そんな事を考えながら、移り行く馬車の外の景色を眺めていた。



窓の外に見えるのは、のどかな田園風景。



領地視察と言っても、今回向かうのは最も近場にある地区で、規模も比較的小さいらしい。



取り立てて何か目立つ工業も商業も興っておらず、主に流通に使うだけの場所だから、調査量も差程ではない。


それでも、実地で税収の仕分けはどうやるのかとか、帳簿の確認の仕方とか、勉強になることはたくさんあった。


地区の規模が小さかったこともあってか、移動に丸一日費やした後、地区の代官が提出した書類を調査確認してつつがなく終わったのが早くも二日目の夕方。
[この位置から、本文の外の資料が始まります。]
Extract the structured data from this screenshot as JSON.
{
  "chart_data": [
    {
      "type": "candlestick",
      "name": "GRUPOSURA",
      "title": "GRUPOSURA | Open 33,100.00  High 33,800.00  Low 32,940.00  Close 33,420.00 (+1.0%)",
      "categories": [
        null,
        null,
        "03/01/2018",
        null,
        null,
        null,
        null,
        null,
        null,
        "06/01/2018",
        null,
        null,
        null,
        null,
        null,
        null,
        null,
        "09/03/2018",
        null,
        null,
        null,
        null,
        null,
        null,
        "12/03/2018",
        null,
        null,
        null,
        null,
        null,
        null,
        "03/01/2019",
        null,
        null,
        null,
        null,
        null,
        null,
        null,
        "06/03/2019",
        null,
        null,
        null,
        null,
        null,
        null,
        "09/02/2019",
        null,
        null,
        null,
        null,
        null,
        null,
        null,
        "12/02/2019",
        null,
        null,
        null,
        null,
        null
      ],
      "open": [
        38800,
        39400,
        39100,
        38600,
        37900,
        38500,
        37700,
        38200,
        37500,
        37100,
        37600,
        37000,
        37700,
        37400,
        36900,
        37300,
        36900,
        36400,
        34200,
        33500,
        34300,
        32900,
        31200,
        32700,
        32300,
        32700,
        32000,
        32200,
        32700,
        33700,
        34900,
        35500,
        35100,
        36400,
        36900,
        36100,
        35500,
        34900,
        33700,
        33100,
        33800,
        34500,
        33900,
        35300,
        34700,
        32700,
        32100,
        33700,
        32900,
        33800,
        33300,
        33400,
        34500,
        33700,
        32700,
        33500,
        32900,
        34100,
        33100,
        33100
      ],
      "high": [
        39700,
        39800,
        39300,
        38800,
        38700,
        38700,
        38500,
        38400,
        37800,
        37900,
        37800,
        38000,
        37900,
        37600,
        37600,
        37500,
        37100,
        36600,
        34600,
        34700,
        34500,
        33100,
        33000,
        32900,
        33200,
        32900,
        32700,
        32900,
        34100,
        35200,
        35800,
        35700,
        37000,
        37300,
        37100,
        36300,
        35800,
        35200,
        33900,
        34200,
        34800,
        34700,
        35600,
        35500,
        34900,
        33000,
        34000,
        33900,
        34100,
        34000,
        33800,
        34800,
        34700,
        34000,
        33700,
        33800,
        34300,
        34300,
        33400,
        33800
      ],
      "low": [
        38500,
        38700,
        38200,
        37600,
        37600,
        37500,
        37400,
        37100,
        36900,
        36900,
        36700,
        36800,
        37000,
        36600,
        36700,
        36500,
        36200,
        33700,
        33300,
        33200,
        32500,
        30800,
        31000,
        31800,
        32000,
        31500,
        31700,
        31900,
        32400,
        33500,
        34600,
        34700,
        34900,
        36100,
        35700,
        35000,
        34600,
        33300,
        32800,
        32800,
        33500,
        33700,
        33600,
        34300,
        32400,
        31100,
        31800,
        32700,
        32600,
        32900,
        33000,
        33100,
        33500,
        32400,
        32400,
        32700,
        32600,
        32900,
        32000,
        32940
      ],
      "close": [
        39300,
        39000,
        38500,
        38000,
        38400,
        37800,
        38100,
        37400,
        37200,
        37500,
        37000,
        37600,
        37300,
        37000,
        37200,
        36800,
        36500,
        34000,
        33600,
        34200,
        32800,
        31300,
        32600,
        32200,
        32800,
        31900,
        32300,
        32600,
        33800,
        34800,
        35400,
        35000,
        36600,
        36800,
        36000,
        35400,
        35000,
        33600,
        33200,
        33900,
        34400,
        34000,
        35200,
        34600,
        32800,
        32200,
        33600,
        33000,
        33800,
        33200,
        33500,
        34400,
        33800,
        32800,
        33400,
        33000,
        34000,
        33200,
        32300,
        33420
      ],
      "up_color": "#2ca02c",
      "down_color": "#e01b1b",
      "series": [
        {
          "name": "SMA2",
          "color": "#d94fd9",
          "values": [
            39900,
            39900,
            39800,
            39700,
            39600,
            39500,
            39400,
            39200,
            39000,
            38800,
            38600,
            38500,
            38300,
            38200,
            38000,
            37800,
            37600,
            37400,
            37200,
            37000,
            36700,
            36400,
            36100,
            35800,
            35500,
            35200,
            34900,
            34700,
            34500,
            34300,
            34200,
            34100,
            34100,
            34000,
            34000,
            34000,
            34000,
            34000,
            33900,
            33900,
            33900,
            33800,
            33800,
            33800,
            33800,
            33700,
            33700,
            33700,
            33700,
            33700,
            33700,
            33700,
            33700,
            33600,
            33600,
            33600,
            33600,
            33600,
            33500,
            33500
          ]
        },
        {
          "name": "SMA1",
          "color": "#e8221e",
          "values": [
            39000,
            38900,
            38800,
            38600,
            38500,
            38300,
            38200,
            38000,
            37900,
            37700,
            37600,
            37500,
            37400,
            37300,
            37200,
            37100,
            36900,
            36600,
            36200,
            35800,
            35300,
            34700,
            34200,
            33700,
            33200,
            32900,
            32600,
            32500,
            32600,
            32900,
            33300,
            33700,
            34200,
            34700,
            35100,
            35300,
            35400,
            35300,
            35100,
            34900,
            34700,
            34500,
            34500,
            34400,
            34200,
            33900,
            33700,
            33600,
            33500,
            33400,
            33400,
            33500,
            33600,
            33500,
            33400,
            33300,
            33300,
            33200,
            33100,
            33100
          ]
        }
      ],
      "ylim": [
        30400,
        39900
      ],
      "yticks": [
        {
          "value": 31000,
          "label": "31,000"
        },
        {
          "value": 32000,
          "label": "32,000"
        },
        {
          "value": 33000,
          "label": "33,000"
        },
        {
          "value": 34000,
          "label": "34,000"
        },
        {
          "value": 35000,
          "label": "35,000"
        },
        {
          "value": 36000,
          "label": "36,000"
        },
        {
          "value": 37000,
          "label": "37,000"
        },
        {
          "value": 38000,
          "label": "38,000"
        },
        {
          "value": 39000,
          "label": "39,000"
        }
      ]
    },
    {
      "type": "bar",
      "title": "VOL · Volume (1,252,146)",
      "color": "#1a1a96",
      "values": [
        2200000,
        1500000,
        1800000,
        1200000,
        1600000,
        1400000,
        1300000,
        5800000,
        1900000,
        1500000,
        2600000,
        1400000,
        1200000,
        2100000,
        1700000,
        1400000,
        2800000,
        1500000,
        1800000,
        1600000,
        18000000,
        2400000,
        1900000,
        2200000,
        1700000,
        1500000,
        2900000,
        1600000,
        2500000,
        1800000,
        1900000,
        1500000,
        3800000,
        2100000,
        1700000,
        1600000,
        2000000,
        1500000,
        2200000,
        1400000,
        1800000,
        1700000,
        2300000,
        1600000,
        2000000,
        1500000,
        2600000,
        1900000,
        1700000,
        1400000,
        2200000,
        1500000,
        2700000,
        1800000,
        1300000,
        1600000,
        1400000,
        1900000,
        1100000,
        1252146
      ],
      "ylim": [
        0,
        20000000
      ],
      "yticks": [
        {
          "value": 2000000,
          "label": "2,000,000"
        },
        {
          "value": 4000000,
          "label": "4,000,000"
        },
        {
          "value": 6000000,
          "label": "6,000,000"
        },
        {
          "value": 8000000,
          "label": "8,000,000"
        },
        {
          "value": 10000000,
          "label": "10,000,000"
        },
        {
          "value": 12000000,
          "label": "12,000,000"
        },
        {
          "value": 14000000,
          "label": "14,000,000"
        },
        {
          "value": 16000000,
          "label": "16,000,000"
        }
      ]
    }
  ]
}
明日は街中を視察して回って、治安状況を見るのだとか。



街か。


だったらそこでアデルへのお土産が買えるかな。



少し気が緩んで、そんな事を呑気に考えていた時だった。



滞在中の屋敷の使用人が部屋に現れ、「旦那さまにお電話です」と告げた。



義父はすぐに立ち上がり部屋から出て行ったが、何の用だろうと僕が訝しむ間もなく、義父はすぐに戻って来て、ただ一言「すぐにここを出る準備をしろ」と言った。



「え?」



ここを出る?



「あの・・・今からどこかに向かうのですか?」



「屋敷に戻る。ショーンから連絡があった」



屋敷? ショーンから?



言われて立ち上がりはしたものの、意味が呑み込めずに呆けている僕を、侯爵は苛立ちの滲む声でこう続けた。



「30分後にはここを出る。さっさと支度をしなさい」



慌てる侯爵の様子に嫌な予感がした。



「何か・・・あったのですか?」



屋敷で何かマズい事でも起きたのかもしれない、そう考えるのが自然なくらい、侯爵の顔色は酷くて、声も絞り出すように掠れていて。



「あの子が・・・アデルの具合が悪いらしい。高熱を出していると連絡があった」


「え・・・」



アデルが熱を出している。


その話に驚いたのは事実だけど。


それに加えて、目の前の義父の狼狽ぶりが信じられなかった。



・・・あ。


そうだった。

僕は、前に夜会で感じた疑問を思い出した。


その後、うっかり確かめるのを忘れていたことを。


会場で踊るアデラインを愛おしそうに見つめていた侯爵の姿。


侯爵はアデルに何の関心も持っていない、そう考えていた僕は間違っていたのではないか、という疑問。



その疑問はやはり正しかったのではないかと、この時僕は思ったのだ。



だって、侯爵の慌てぶりときたら、それはもう、とにかく凄いものだったから。